The name change had cost Jimmy Watson his share in her future profits. Which suited my gal just fine. He’d gotten enough from her in the divorce proceedings.

Not that he could enjoy much of it from his jail cell.

They’d let him out eventually. But he knew better than to come anywhere near Red Oak Mountain.

That man wouldn’t be bothering her again.

She still went out on tour occasionally, but she kept it limited.

Lucy was going through her homebody days, and she’d flipped her script, touring two months out of the year and being here with me the other ten.

It seemed to make her happy.

These days Lucy spent a lot of her time in the recording studio I built for her on our land, a proper one with good acoustics and equipment she’d chosen herself.
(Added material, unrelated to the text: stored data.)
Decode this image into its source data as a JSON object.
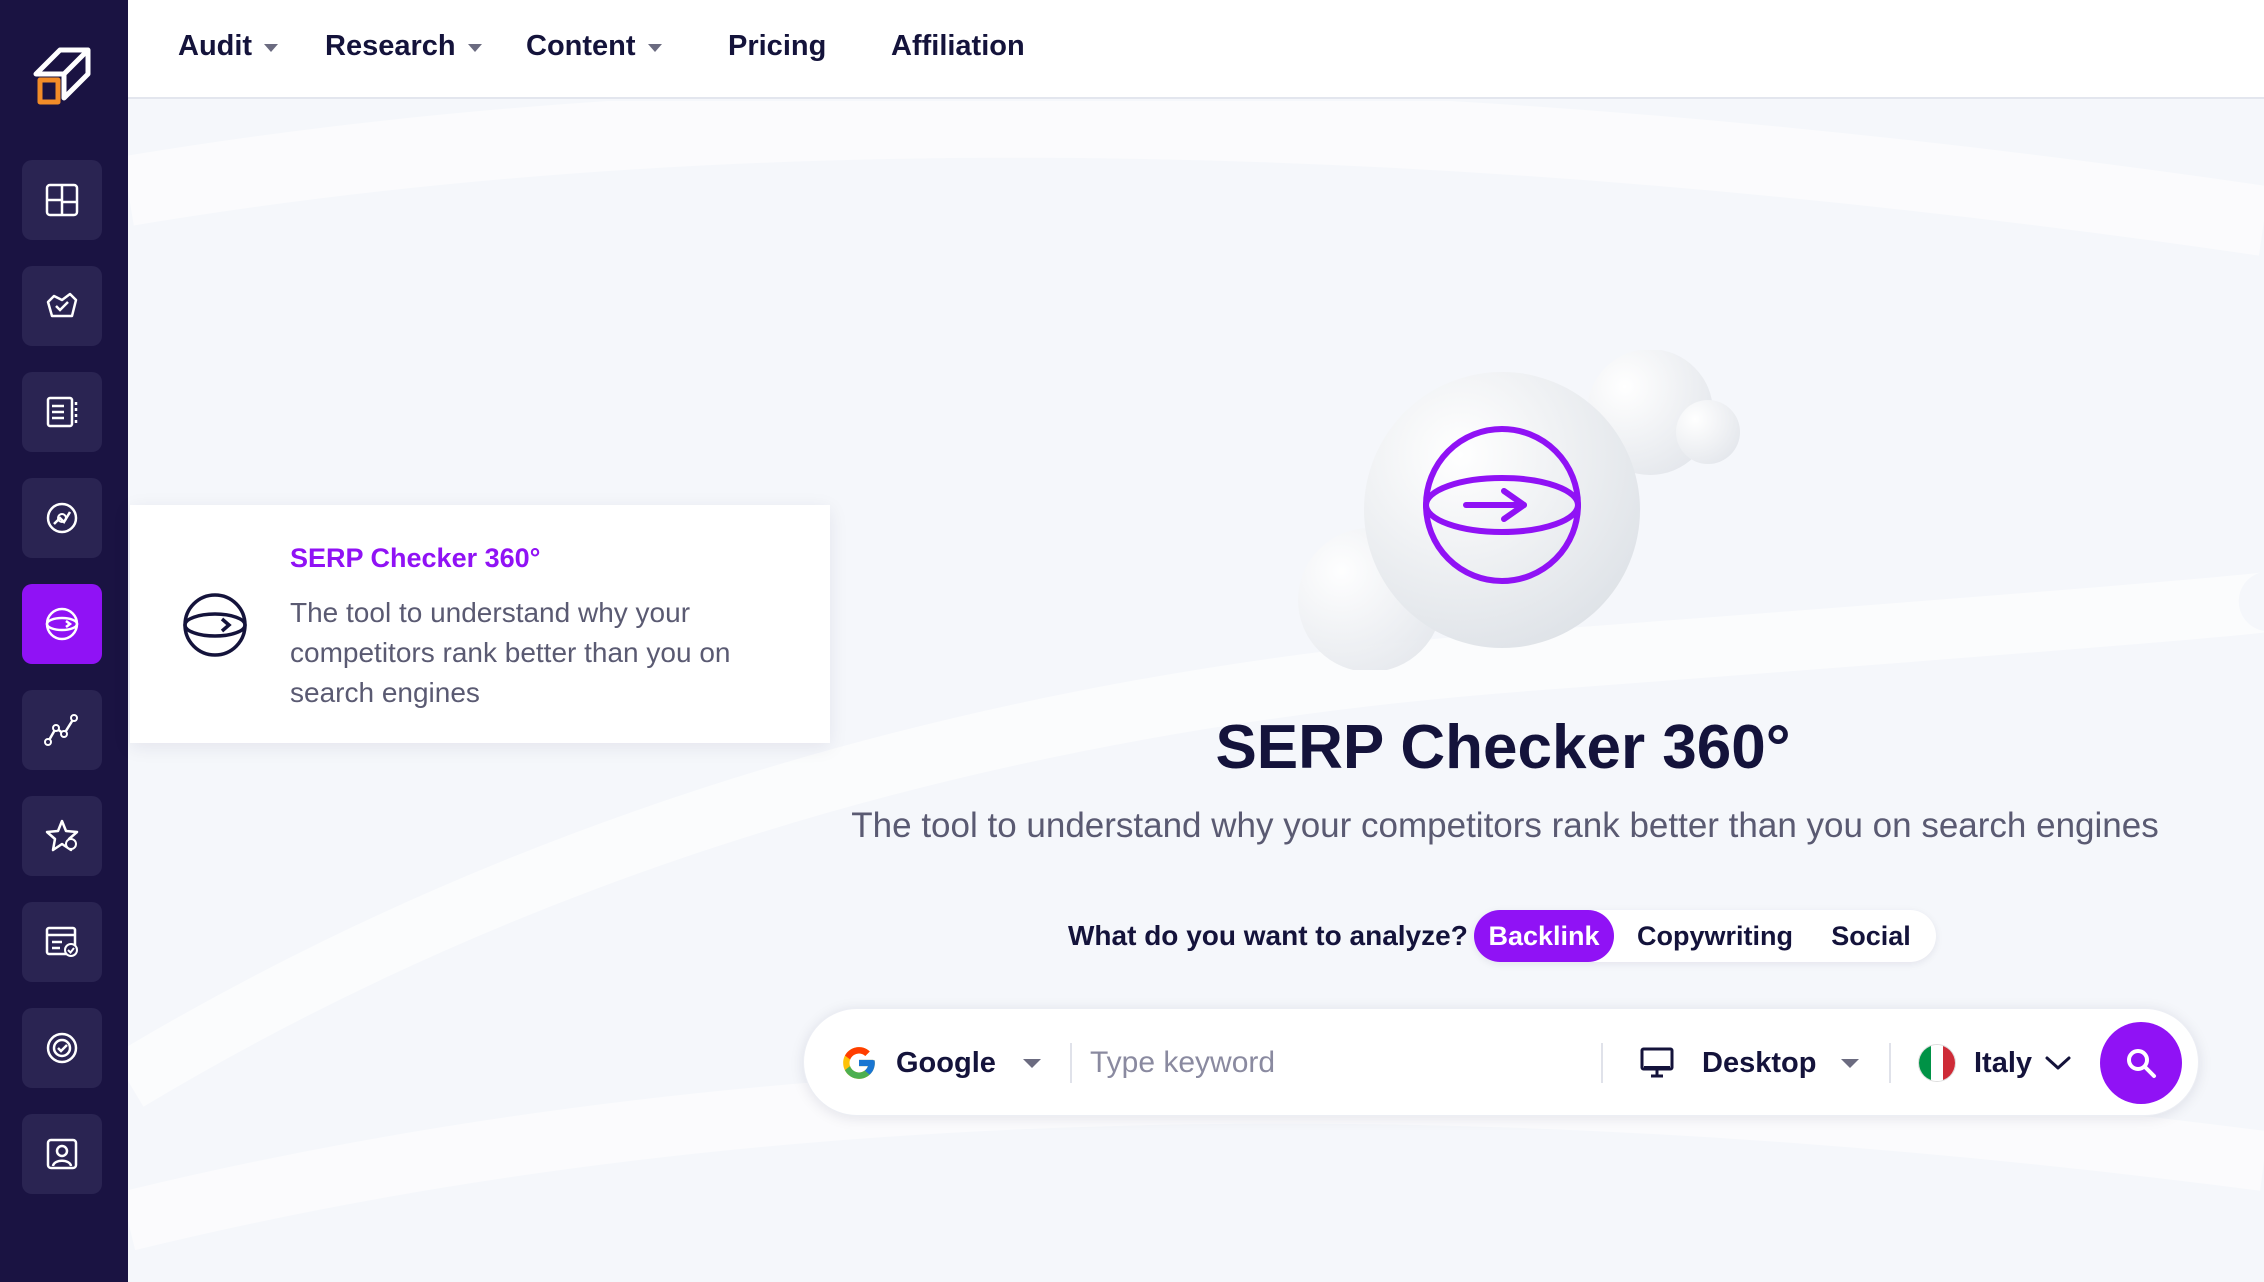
{
  "colors": {
    "sidebar_bg": "#1a1342",
    "sidebar_button_bg": "#2a2452",
    "accent": "#9012f5",
    "text_dark": "#14133b",
    "text_muted": "#5a5a72",
    "logo_orange": "#f28c28"
  },
  "sidebar": {
    "items": [
      {
        "icon": "dashboard-grid-icon",
        "active": false
      },
      {
        "icon": "audit-checkup-icon",
        "active": false
      },
      {
        "icon": "site-structure-icon",
        "active": false
      },
      {
        "icon": "domain-analysis-icon",
        "active": false
      },
      {
        "icon": "serp-checker-icon",
        "active": true
      },
      {
        "icon": "rank-tracker-icon",
        "active": false
      },
      {
        "icon": "favorites-star-icon",
        "active": false
      },
      {
        "icon": "report-check-icon",
        "active": false
      },
      {
        "icon": "target-check-icon",
        "active": false
      },
      {
        "icon": "user-profile-icon",
        "active": false
      }
    ]
  },
  "nav": {
    "audit": "Audit",
    "research": "Research",
    "content": "Content",
    "pricing": "Pricing",
    "affiliation": "Affiliation"
  },
  "tooltip": {
    "title": "SERP Checker 360°",
    "description": "The tool to understand why your competitors rank better than you on search engines"
  },
  "hero": {
    "title": "SERP Checker 360°",
    "subtitle": "The tool to understand why your competitors rank better than you on search engines"
  },
  "analyze": {
    "label": "What do you want to analyze?",
    "options": [
      "Backlink",
      "Copywriting",
      "Social"
    ],
    "selected": "Backlink"
  },
  "search": {
    "engine": "Google",
    "keyword_placeholder": "Type keyword",
    "keyword_value": "",
    "device": "Desktop",
    "country": "Italy"
  }
}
But nights like this, playing on a small stage in a tiny mountain town dive bar for the sheer pleasure of it, were her favorite kind.

She played a simple chord progression on her guitar and started to sing, and the Bear Den went quiet the way it always did when Lucy performed.

The song was one she’d written recently, about finding love after the coffee’s gone cold.

I chuckled under my breath while she sang it, knowing it was based on the day our coffee maker died shortly after Melody had joined our family.

We’d been running on fumes until Valerie saved the day, popping in with a new machine she’d picked up in Fernwood for us.

I’d heard Lucy working on this song at the kitchen table two weeks ago and had stood in the doorway listening for a long time.

I watched her up on that stage now and felt it all over again.

This was the woman I’d fallen for on day one, and it had never stopped.

My heart was full of her. But it had expanded to hold the kids, too.

When I walked away from the SEALs I’d expected a quiet life out on my land, licking the jagged wounds in my heart from some of the tough shit I’d seen and done.

I hadnotexpected to find Lucy Lee one week into my retirement.

And I had certainly not expected to be sitting in a booth at the Bear Den in Red Oak Mountain five years later, dog-tired and completely content, with a teether in a paper bag beside me.

Valerie was babysitting tonight. She’d relocated with Lucy. She was something more like family than an employee after all these years at Lucy’s side, and their bond was unbreakable.

Peter was four now, and Melody had just turned one.

Fatherhood had done something to me that twenty-two years of special operations had never managed to do. It had made me soft in all the right places.

I gazed up at my woman on the stage, every beat of my heart just for her.

Lucy finished the song as the bar cheered her on. She smiled out at the room with that open, unguarded expression that had undone me from the very first day.

She was stealing hearts in the crowd. She did it everywhere she went. Lucy was so damn easy to love.

She stepped off the small stage and crossed the bar toward our booth, as I slid out to meet her.

I pulled her into my arms, still amazed that I was the one who got to keep her.

Lucy settled in easily, her head tucking against my chest the way it always did, like she’d been designed specifically for that spot.